As long as you guys are content with being rollers only, then I wish y'all the best of luck. Both kits are able to push the power to where our tq converts say "aight I'm out". So far I have only heard of one case where someone was able to get the tq convert beefed up enough to handle the power.

Level Ten has built a trans so far. IPT in Patterson NJ would be another good bet. Both are very accomplished shops.
 
That's an interesting thought process, and I have a feeling its not going to be fast enough for me either, even though this is my daily driver. That speed itch is a real bitch. I was hoping to be able to get this car as fast as I possibly can without going meth, cuz once you go meth, it becomes a real bitch to take off for warranty work. I have yet to get my car back yet, but the engine replacement is in the final stages thankfully, so we should know soon enough. I feel like Meth, an intercooler, snorkels, and working with lozic to increase the tune capabilities, will probably be the last mods ill be doing to this car to improve my 1/4 mile times, mainly because I'm not sure what else to do besides go big turbo, which if I wanted to do that, id rather sink the money into my dedicated fun car, which will hopefully be getting a proper paint job for the first time in 20 years this summer.
I think you will be happy with the mods you have planned. Also, prices maybe be less of a limiting factor depending on how long you okay to keep the car. If you know you plan to keep the car 10 years, then you don't really need to worry about going big turbo in year 0.4.
 
______________________________
Gotcha, that helps. We have a ton of folks on here that can't tell which end of a screwdriver to use, but want to jump straight to turbo swaps. And I have a personal mini-feud with a guy that's convinced that - literally - the only thing that matters for an FI engine is the MAP.

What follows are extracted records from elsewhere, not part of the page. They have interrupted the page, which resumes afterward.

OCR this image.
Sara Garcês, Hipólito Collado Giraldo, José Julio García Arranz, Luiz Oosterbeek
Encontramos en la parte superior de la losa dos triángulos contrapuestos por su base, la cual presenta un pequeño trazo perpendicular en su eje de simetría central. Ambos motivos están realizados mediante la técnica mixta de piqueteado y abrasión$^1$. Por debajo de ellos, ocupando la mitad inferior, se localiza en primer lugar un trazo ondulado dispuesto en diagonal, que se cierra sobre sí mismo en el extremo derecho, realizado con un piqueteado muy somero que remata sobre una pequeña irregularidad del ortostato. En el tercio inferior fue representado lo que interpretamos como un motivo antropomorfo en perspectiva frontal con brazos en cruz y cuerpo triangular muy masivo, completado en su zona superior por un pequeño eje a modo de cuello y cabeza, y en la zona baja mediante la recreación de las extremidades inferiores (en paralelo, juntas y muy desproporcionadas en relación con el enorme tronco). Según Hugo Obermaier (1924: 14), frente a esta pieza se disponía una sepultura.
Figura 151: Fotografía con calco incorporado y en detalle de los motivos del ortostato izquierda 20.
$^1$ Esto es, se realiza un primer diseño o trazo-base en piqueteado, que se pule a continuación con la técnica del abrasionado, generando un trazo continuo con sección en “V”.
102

Anyway, there's extremely few people doing the type of stuff you're talking about. I would bet money there's less than 20 turbo swapped cars in the world. So there just won't be good data. And the few that are doing it keep all the information very close to the chest because they're all paranoid.

So nothing hard and fast to go on. Taking a look at theory, the factory turbos start to cavitate in the 18psi-20psi range. The pure hybrids should raise that to the 24-ish range. The Lap3 should be able to go well past that.
But now you're into the realm of one-off and stuff will start breaking. Where, realistically, is the breaking point for the block, crank, rods, trans, driveshaft, diff, axles? Dunno, but probably in that neighborhood.

And if you're talking drag times, then it's also time to look at the rear suspension. Probably needs to be replaced with something custom that's more suited for drag use.
No problem and good luck on the mini-feud.

Yup, this concern is exactly the main reason I went 1.4 bar for my initial tune. Didn't want to put too much street on factory turbos.

I know that suspension is an area that I'll need to upgrade but it's also an area I don't have much knowledge in. So I'm always open to advise. Most of my launches are dead stops, which is the most stressful on the car.

The question mark area for where the breaking points or weak points are on this platform is a concern. "How close am I before this mod?", "How far gone am I after or what else do I need to do to stay safe?" These are questions, like the areas you mentioned I'm hoping to get answered in this thread.

Thanks for your contributions to the discussion.
 
The head bolts start to stretch a bit under high boost, allowing the heads to lift up a tiny bit. This eventually screws the head gasket.
As previously mentioned, our tq converters quit after repeated high tq launches.
Axels can break if your lowered even with very few power mods.
The diff mounting bolts for the rear diff can break after a lot of hard launches. Not surprised since there is a ton of play with the rear diff. A diff brace helps fix this issue.
Thanks.

Add 1 differential brace to cart lol.
 
Last edited:
From interior to exterior to high performance - everything you need for your Stinger awaits you...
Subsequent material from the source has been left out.